Du groupe des autres s’éleva l’exclamation de Perrin : « Un ménestrel ! »

Egwene se tourna vers eux, mais Rand lui posa la main sur le bras, « Occupée ? À quoi ? »

Malgré le froid, elle repoussa la capuche de sa mante et, d’un geste apparemment désinvolte, elle ramena ses cheveux en avant par-dessus son épaule. La dernière fois qu’il l’avait vue, ses cheveux tombaient en vagues sombres au-dessous de ses épaules avec uniquement un ruban rouge qui les retenait loin de son visage. À présent, ils étaient nattés en une large tresse.

Il contempla cette tresse comme si c’était une vipère, puis regarda à la dérobée le Mât du Printemps dressé sur le Pré, seul à présent, prêt pour le lendemain. Au matin, les femmes célibataires d’âge nubile danseraient autour du Mât. Il avala péniblement sa salive. Il ne savait pas pourquoi, mais il ne s’était jamais avisé qu’elle atteindrait l’âge du mariage en même temps que lui.

« Qu’on soit simplement assez vieux pour se marier ne signifie pas qu’on y est obligé, murmura-t-il. Pas tout de suite.

— Bien sûr que non. Ou jamais, d’ailleurs. »

Les paupières de Rand clignèrent. « Jamais ?

— Une Sagesse ne se marie presque jamais. Nynaeve m’a prise comme élève, tu sais. Elle dit que j’ai un don, que je peux apprendre à écouter le vent. Nynaeve dit que ce n’est pas toutes les Sagesses qui le peuvent, même si elles le prétendent.

— Une Sagesse ! » s’exclama-t-il, moqueur. Il ne remarqua pas l’éclat menaçant dans les yeux d’Egwene. « Nynaeve sera Sagesse ici pendant cinquante ans encore au moins. Davantage, probablement Veux-tu passer le reste de ton existence à être son apprentie ?

— Il y a d’autres villages, répliqua-t-elle avec feu. Nynaeve dit que les villages au nord de la Taren choisissent toujours une Sagesse originaire d’ailleurs. Ils estiment que cela évite qu’elle ait des favoris parmi les gens du pays.

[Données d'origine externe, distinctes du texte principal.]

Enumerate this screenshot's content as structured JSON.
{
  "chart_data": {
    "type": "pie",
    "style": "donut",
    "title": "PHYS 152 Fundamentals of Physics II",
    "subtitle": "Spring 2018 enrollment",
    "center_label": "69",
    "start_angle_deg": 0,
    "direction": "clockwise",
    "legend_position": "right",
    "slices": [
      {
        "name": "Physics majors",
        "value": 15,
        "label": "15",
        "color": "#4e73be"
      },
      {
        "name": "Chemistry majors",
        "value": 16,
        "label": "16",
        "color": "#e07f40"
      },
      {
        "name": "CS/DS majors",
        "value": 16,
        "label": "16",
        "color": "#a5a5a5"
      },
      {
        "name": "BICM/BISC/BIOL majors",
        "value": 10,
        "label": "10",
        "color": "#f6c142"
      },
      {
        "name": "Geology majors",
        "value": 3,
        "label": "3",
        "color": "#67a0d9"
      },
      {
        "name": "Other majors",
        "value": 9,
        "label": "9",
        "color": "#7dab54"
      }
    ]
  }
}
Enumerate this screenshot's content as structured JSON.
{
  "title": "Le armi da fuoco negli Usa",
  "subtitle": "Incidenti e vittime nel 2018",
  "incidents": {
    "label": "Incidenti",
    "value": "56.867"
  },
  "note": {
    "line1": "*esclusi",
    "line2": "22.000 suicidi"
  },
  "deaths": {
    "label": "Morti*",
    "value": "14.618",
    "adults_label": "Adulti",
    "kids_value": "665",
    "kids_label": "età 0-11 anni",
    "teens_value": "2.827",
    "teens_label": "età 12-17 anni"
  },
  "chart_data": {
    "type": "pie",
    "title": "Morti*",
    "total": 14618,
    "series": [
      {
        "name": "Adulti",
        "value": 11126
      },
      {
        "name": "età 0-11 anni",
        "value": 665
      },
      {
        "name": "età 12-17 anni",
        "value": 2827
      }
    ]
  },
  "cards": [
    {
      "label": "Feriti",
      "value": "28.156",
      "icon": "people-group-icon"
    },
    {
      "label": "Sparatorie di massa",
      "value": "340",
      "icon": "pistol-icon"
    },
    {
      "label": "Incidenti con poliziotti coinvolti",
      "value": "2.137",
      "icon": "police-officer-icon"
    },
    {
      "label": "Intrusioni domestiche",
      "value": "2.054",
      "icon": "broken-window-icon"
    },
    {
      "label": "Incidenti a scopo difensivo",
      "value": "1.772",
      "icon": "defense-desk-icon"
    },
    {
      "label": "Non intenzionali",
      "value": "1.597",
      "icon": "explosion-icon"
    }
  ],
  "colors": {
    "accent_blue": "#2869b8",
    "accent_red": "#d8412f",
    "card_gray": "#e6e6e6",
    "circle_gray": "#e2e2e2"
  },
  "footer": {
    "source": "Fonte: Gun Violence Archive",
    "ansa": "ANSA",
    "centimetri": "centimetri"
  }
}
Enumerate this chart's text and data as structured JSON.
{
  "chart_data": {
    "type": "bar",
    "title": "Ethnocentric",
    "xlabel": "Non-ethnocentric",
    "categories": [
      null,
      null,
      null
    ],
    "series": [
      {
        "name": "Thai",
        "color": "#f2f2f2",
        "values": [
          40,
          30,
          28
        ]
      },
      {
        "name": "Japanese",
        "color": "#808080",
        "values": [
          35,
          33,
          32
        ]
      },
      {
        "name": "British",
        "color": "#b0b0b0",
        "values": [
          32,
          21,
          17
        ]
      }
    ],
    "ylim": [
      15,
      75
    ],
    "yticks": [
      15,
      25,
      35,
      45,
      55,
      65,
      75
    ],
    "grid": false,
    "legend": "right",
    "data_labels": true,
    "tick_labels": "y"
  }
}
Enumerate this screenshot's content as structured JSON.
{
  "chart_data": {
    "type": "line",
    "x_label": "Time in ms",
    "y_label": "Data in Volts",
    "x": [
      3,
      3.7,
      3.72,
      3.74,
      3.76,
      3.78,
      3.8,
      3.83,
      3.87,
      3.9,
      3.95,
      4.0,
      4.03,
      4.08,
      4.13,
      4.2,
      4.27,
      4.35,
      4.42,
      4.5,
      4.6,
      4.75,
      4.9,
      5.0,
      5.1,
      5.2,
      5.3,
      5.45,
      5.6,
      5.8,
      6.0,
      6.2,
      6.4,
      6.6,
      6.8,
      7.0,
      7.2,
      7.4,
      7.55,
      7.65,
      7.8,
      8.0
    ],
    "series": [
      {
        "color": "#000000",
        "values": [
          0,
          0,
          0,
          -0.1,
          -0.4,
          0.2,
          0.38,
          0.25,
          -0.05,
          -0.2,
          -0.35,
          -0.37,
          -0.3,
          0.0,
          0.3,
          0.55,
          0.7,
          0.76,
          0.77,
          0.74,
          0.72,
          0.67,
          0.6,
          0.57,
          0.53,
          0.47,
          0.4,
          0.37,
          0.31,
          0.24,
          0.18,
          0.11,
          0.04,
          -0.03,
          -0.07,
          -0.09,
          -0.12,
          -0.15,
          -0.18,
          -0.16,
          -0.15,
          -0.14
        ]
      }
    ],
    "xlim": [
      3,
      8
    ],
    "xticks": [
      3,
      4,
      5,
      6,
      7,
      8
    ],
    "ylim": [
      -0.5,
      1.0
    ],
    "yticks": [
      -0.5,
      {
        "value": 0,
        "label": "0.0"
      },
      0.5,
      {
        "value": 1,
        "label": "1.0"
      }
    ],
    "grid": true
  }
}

L’amusement de Rand se dissipa aussi vite qu’il était né. « Ailleurs qu’aux Deux Rivières ? Je ne te reverrai jamais.

— Et tu n’aimerais pas ça ? Tu n’as témoigné en rien ces derniers temps que cela te ferait quelque chose.

— Personne ne quitte jamais les Deux Rivières, continua-t-il. Peut-être quelqu’un de Taren-au-Bac, mais ils sont tous bizarres là-bas, de toute façon. Ils ne ressemblent absolument pas à nous des Deux Rivières. »

Egwene poussa un soupir d’exaspération. « Eh bien, peut-être que je suis bizarre, moi aussi. Peut-être que j’ai envie de voir les endroits dont j’entends parler dans les contes. As-tu jamais pensé à ça ?

— Bien sûr que si. Je rêve tout éveillé quelquefois, mais je connais la différence entre les rêveries et la réalité.

— Et moi non ? » fusa la riposte furieuse de la jeune fille qui fui tourna le dos aussitôt.

« Ce n’est pas ce que je voulais dire. Je parlais de moi. Egwene ? »

Elle ramena son manteau autour d’elle avec brusquerie, comme un mur pour l’exclure et s’éloigna de quelques pas d’une démarche raide. Il se frotta la tête dans un élan de frustration. Comment lui expliquer ? Ce n’était pas la première fois qu’elle extirpait de sa parole un sens qui n’avait aucun rapport avec ce qu’il avait en tête. Dans l’humeur où elle était à présent, une maladresse ne ferait qu’aggraver les choses et il était quasiment certain que presque tout ce qu’il dirait serait mal interprété.

Mat et Pétrin revinrent à ce moment. Egwene feignit de ne pas les voir. Ils la regardèrent en hésitant, puis se rapprochèrent de Rand.

« Moi rai ne a donné aussi une pièce à Perrin, annonça Mat. Exactement comme la nôtre. » Il marqua un temps avant d’ajouter : « Et il a vu le cavalier.

— Où ? demanda Rand, Quand ? Quelqu’un d’autre l’a-t-il vu ? En avez-vous parlé à quelqu’un ? »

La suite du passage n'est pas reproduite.